Simplified version of the following proof: If $G$ is generated by $\{a,b\}$ and $ab=ba$, then $G$ is abelian. I have seen a proof by induction for this theorem (located here: if G is generated by {a,b} and ab=ba, then prove G is Abelian), but I wondered if my version had any validity...or if it is too "informal".
The problem statement is as follows:
Suppose a group $G$ is generated by two elements $a$ and $b$. If $ab=ba$, prove that G is abelian. 
Firstly, if $ab=ba$, then you know an element of the form $a^n \circ b^m$ can be "shuffled" into any permutation.
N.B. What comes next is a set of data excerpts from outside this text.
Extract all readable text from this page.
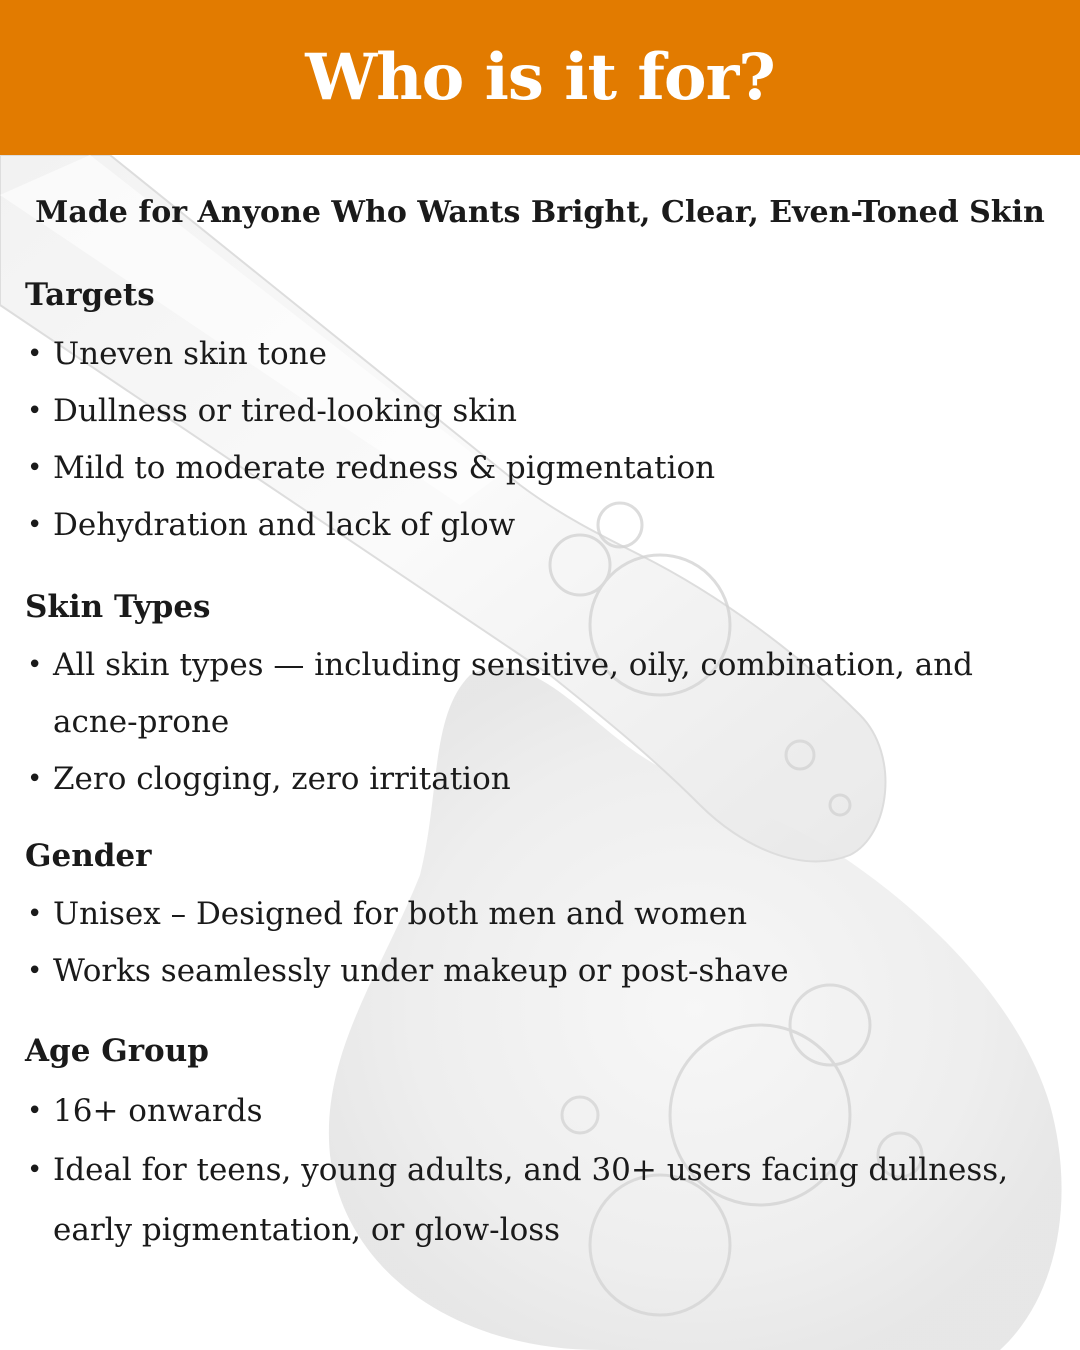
Who is it for?

Made for Anyone Who Wants Bright, Clear, Even-Toned Skin

Targets
• Uneven skin tone
• Dullness or tired-looking skin
• Mild to moderate redness & pigmentation
• Dehydration and lack of glow
Skin Types
• All skin types — including sensitive, oily, combination, and acne-prone
• Zero clogging, zero irritation
Gender
• Unisex – Designed for both men and women
• Works seamlessly under makeup or post-shave
Age Group
• 16+ onwards
• Ideal for teens, young adults, and 30+ users facing dullness, early pigmentation, or glow-loss
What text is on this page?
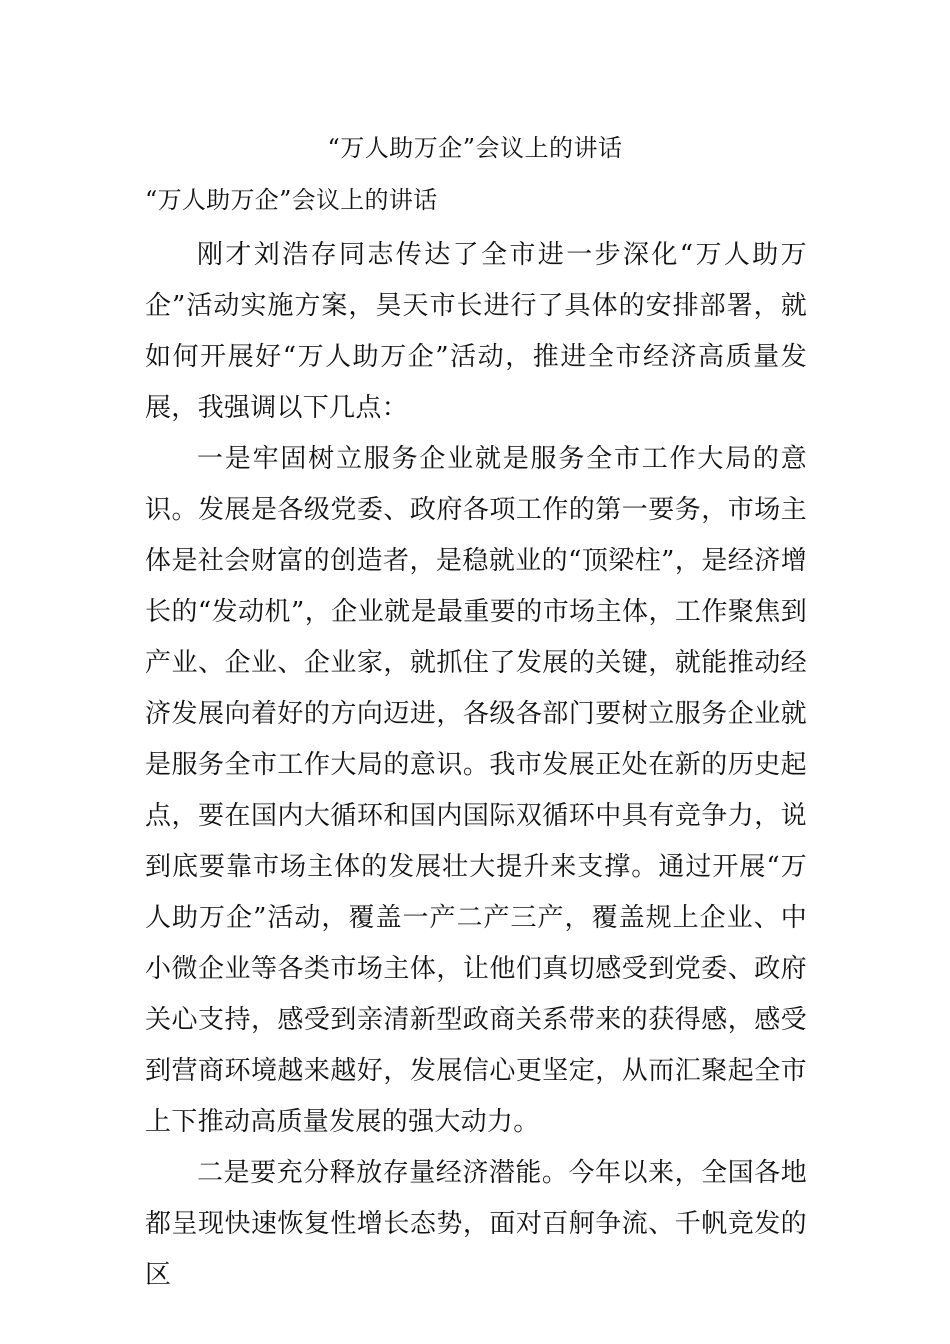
“万人助万企”会议上的讲话

“万人助万企”会议上的讲话

刚才刘浩存同志传达了全市进一步深化“万人助万企”活动实施方案，昊天市长进行了具体的安排部署，就如何开展好“万人助万企”活动，推进全市经济高质量发展，我强调以下几点：

一是牢固树立服务企业就是服务全市工作大局的意识。发展是各级党委、政府各项工作的第一要务，市场主体是社会财富的创造者，是稳就业的“顶梁柱”，是经济增长的“发动机”，企业就是最重要的市场主体，工作聚焦到产业、企业、企业家，就抓住了发展的关键，就能推动经济发展向着好的方向迈进，各级各部门要树立服务企业就是服务全市工作大局的意识。我市发展正处在新的历史起点，要在国内大循环和国内国际双循环中具有竞争力，说到底要靠市场主体的发展壮大提升来支撑。通过开展“万人助万企”活动，覆盖一产二产三产，覆盖规上企业、中小微企业等各类市场主体，让他们真切感受到党委、政府关心支持，感受到亲清新型政商关系带来的获得感，感受到营商环境越来越好，发展信心更坚定，从而汇聚起全市上下推动高质量发展的强大动力。

二是要充分释放存量经济潜能。今年以来，全国各地都呈现快速恢复性增长态势，面对百舸争流、千帆竞发的区
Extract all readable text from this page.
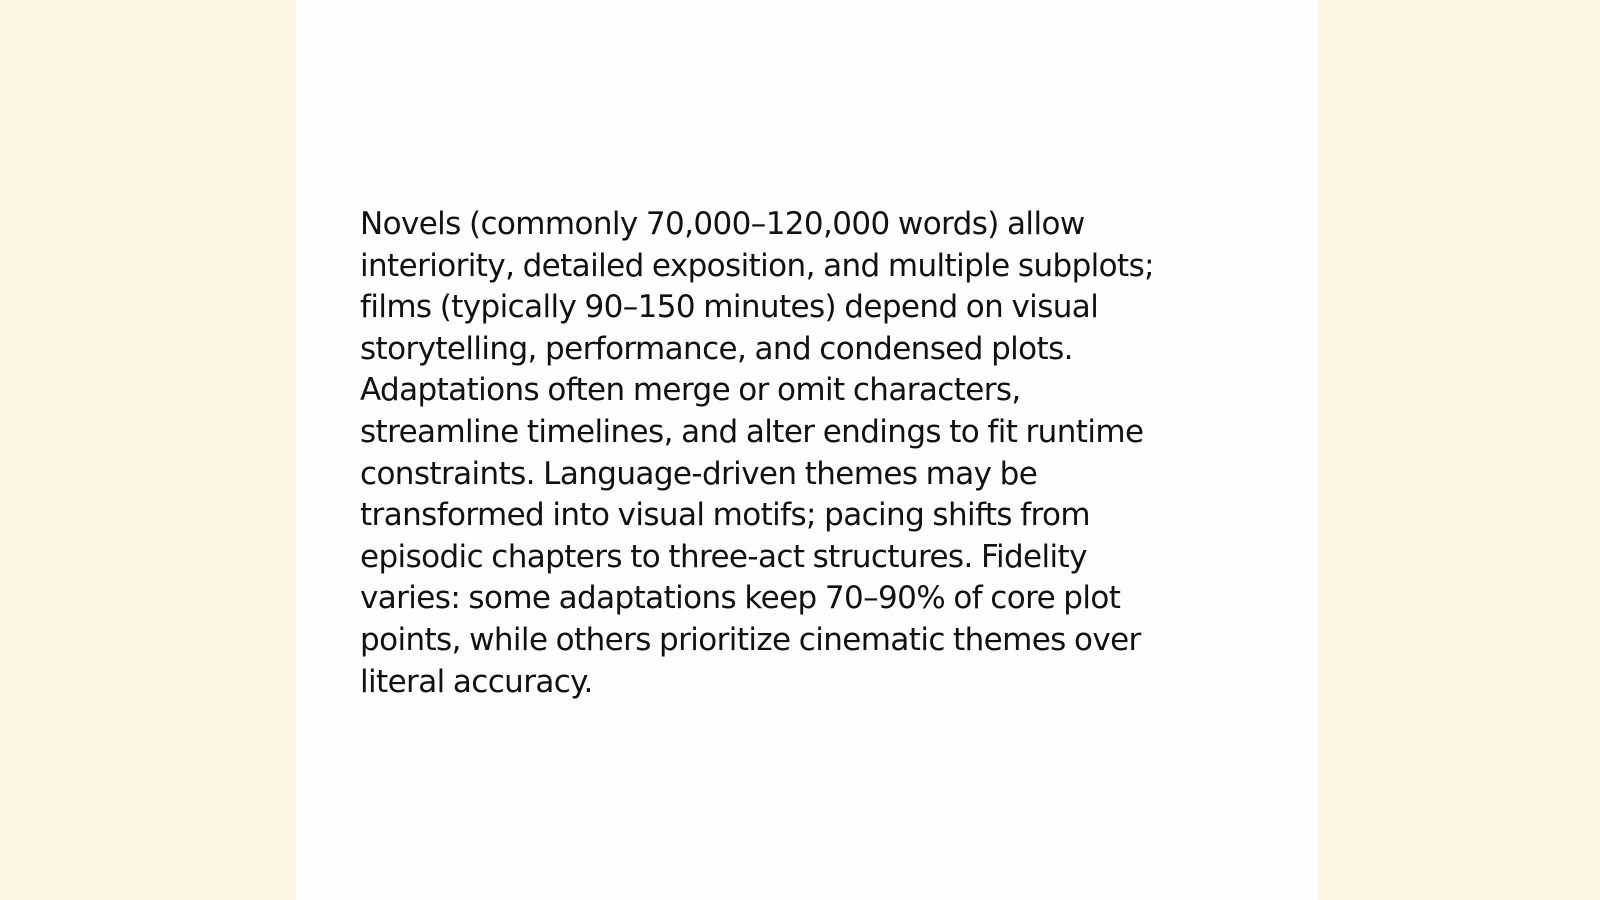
Novels (commonly 70,000–120,000 words) allow
interiority, detailed exposition, and multiple subplots;
films (typically 90–150 minutes) depend on visual
storytelling, performance, and condensed plots.
Adaptations often merge or omit characters,
streamline timelines, and alter endings to fit runtime
constraints. Language-driven themes may be
transformed into visual motifs; pacing shifts from
episodic chapters to three-act structures. Fidelity
varies: some adaptations keep 70–90% of core plot
points, while others prioritize cinematic themes over
literal accuracy.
For example, if $x=a \circ b \circ b \circ b$, then because of the property of $ab=ba$, we know that $x$ can be rewritten in 3 additional manners:
$x=b \circ a \circ b \circ b$
$x=b \circ b \circ a \circ b$
$x=b \circ b \circ b \circ a$ 
Therefore, if we also know that $a,b$ generate all elements within $G$, it should be valid to claim that, for an arbitrary element $x$, $x=a^n \circ b^m$...because these elements can be shuffled into all possible composition arrangements. 
Moving forward, suppose $x,y \in G$ where $y=a^i \circ b^j$ and $x=a^m\circ b^n$
I must show that $xy=yx$:
Beginning:
$xy=(a^m \circ b^n)\circ (a^i \circ b^j)$
$=a^m \circ (b^n \circ a^i) \circ b^j$
$=a^m \circ (a^i \circ b^n) \circ b^j$
By simple "regrouping" of common $a$ terms and $b$ terms
$=a^i \circ (a^m \circ b^j) \circ b^n$
$=(a^i \circ b^j)\circ(a^m\circ b^n)$
$=yx$
Is this too informal of a proof? (i.e. should I stick with the induction method?)
 A: You have explicitly shown any words of the form $a^m b^n$ can be arbitrarily permuted (although arguing by example is not great).  You have explicitly shown that words of the form $a^m b^n a^i b^j$ are equal to $a^i b^j a^m b^n$.  Things that are missing:


*

*An argument for words having more than four "islands" of repetitions of the same term.

*Maybe: anything involving inverse elements.  You don't say what set from which you draw $m$, $n$, $i$, or $j$, so I don't know if they can be negative.

*Maybe: any word that doesn't start with an $a$.  You don't really constrain $m$, $n$, $i$, or $j$, so I don't know if any of them can be zero.

*$a^m b^n a^i b^j = a^{m+i}b^{n+j}$.  Which, ultimately is what you really want: each word in $a$ and $b$ are in an equivalence class under permutation and there is a canonical choice of representative from the class.


Some of this can be patched into your argument.  But the inductive argument should handle all of this without so much patching.
A: Here's a formal and induction-less proof:
As $aa=aa$ and $ab=ba$, the Centralizer of $a$ contains $a$ and $b$, hence equals $G$. It follows that the centre of $G$ contains $a$. By the same argument, the centre contains $b$. As the centre contains $a $ and $b$, it must equal all of $G$, i.e., $G$ is abelian.
A: Let $H$ be the set of all elements of $G$ of the form $a^ib^j$.
Now consider any two elements of $H$, $a^rb^s$ and $a^tb^u$. 
Then $a^rb^sa^tb^u=a^{r+t}b^{s+u}$ since $a$ and $b$ commute.
Then $H$ is closed and contains both $a$ and $b$. $H$ is therefore all of $G$. 
Furthermore, we similarly have $a^tb^ua^rb^s=a^{r+t}b^{s+u}$ and so $G$ is abelian.
A: That's the general idea of the result, yes, so, as such, it could be construed as a proof, albeit, indeed, a somewhat informal one.